Me acerqué y también me apoyé en el mostrador. Era una rara oportunidad para estar cerca, sin distracciones, sin tener que cuidarnos de clientes que escuchaban y veían todo. Giró su cabeza y dejó sus ojos clavados en los míos.
—Me hace muy bien estar contigo —susurré ante la necesidad de confesar lo que me pasaba en ese momento.
Miró hacia el frente, hacia los estantes de películas, encerrándose en un pensamiento como solía hacer en algunas ocasiones.
—¿En qué piensas?
Lo que pasaba por su mente era algo que me producía temor y curiosidad a la vez. La inquietud de no saber si no compartía esas ideas íntimas por recelo o porque consideraba que su contenido podía ser ofensivo.
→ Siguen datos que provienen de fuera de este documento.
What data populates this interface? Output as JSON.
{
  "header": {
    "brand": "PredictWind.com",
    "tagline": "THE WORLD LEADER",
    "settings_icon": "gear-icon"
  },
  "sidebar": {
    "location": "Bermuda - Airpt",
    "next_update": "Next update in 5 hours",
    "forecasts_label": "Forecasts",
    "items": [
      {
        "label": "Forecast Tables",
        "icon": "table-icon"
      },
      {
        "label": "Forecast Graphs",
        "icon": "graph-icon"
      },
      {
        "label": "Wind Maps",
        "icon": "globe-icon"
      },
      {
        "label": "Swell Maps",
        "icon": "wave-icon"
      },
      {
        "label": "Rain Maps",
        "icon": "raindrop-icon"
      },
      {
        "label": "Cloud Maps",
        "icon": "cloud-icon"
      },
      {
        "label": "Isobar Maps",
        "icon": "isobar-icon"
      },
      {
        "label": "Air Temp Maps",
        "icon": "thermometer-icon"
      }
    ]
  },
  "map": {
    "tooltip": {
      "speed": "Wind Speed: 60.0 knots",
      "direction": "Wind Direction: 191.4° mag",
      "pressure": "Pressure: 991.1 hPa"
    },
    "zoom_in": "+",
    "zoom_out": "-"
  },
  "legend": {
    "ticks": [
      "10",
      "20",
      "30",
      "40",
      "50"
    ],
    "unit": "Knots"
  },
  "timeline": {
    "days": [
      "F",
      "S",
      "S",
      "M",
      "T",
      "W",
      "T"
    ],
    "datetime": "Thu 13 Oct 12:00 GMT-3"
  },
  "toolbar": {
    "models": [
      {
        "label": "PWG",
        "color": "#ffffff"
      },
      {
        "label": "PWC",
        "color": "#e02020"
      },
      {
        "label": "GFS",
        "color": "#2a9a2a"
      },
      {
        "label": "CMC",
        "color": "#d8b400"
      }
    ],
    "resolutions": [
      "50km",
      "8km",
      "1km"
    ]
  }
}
Valentín tomó aire y meditó algo antes de hablar.
—¿Te puedo contar algo?
—Sí.
Siguió poniendo atención a los estantes, determinado a no mirarme.
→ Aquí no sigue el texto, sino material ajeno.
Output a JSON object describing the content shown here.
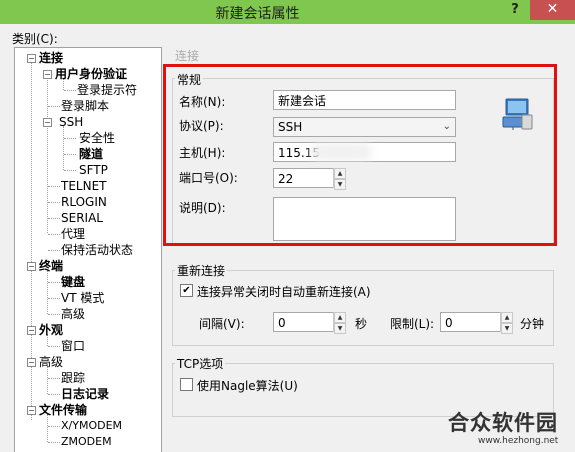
{
  "window": {
    "title": "新建会话属性",
    "help": "?",
    "close": "✕"
  },
  "category_label": "类别(C):",
  "tree": {
    "connection": "连接",
    "user_auth": "用户身份验证",
    "login_prompt": "登录提示符",
    "login_script": "登录脚本",
    "ssh": "SSH",
    "security": "安全性",
    "tunnel": "隧道",
    "sftp": "SFTP",
    "telnet": "TELNET",
    "rlogin": "RLOGIN",
    "serial": "SERIAL",
    "proxy": "代理",
    "keepalive": "保持活动状态",
    "terminal": "终端",
    "keyboard": "键盘",
    "vt_mode": "VT 模式",
    "advanced_t": "高级",
    "appearance": "外观",
    "window": "窗口",
    "advanced": "高级",
    "trace": "跟踪",
    "log": "日志记录",
    "file_transfer": "文件传输",
    "xymodem": "X/YMODEM",
    "zmodem": "ZMODEM"
  },
  "panel": {
    "header_ghost": "连接",
    "general": {
      "title": "常规",
      "name_label": "名称(N):",
      "name_value": "新建会话",
      "protocol_label": "协议(P):",
      "protocol_value": "SSH",
      "host_label": "主机(H):",
      "host_value": "115.15",
      "port_label": "端口号(O):",
      "port_value": "22",
      "desc_label": "说明(D):"
    },
    "reconnect": {
      "title": "重新连接",
      "checkbox_label": "连接异常关闭时自动重新连接(A)",
      "checked": true,
      "interval_label": "间隔(V):",
      "interval_value": "0",
      "seconds": "秒",
      "limit_label": "限制(L):",
      "limit_value": "0",
      "minutes": "分钟"
    },
    "tcp": {
      "title": "TCP选项",
      "nagle_label": "使用Nagle算法(U)",
      "checked": false
    }
  },
  "watermark": {
    "text": "合众软件园",
    "url": "www.hezhong.net"
  },
  "colors": {
    "titlebar": "#7fc74f",
    "close": "#c75050",
    "highlight": "#e01010"
  }
}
—Mi papá es una persona mayor, es una historia complicada —arrastró las palabras como si no quisiera pronunciarlas—. Está enfermo desde antes que yo naciera pero su situación se agravó hace unos años y mi mamá… —Se detuvo dudando y dio un gran suspiro—. Mi papá tiene diabetes desde su adolescencia y no fue fácil para él encontrar alguien que lo entendiera, a mi mamá la conoció siendo grande. —De repente se sonrió ante un pensamiento—. Aunque mi mamá es mucho más joven que él. —Luego la sonrisa se fue—. Cuando tenía cuatro años se separaron, ella no quiso seguir con la relación. Me fui con mamá y a él lo veía a veces. Mi papá jamás perdonó que lo dejara. —Pasó los dedos por el mostrador buscando una distracción y restarle importancia a su historia—. Mi mamá formó otra familia pero nunca me entendí con mi padrastro y a los quince fui a vivir con mi papá. En mi último año de secundaria mi papá terminó en el hospital porque mentía cada vez que decía que cuidaba su salud y terminaron cortándole una pierna. —Usó esa descripción con una terrible naturalidad que me incomodó pero él no vio mi rostro de espanto—. No pude terminar el colegio y desde entonces me ocupo de él. Eso es lo que sucede en mi casa. No es algo de lo que se pueda mejorar.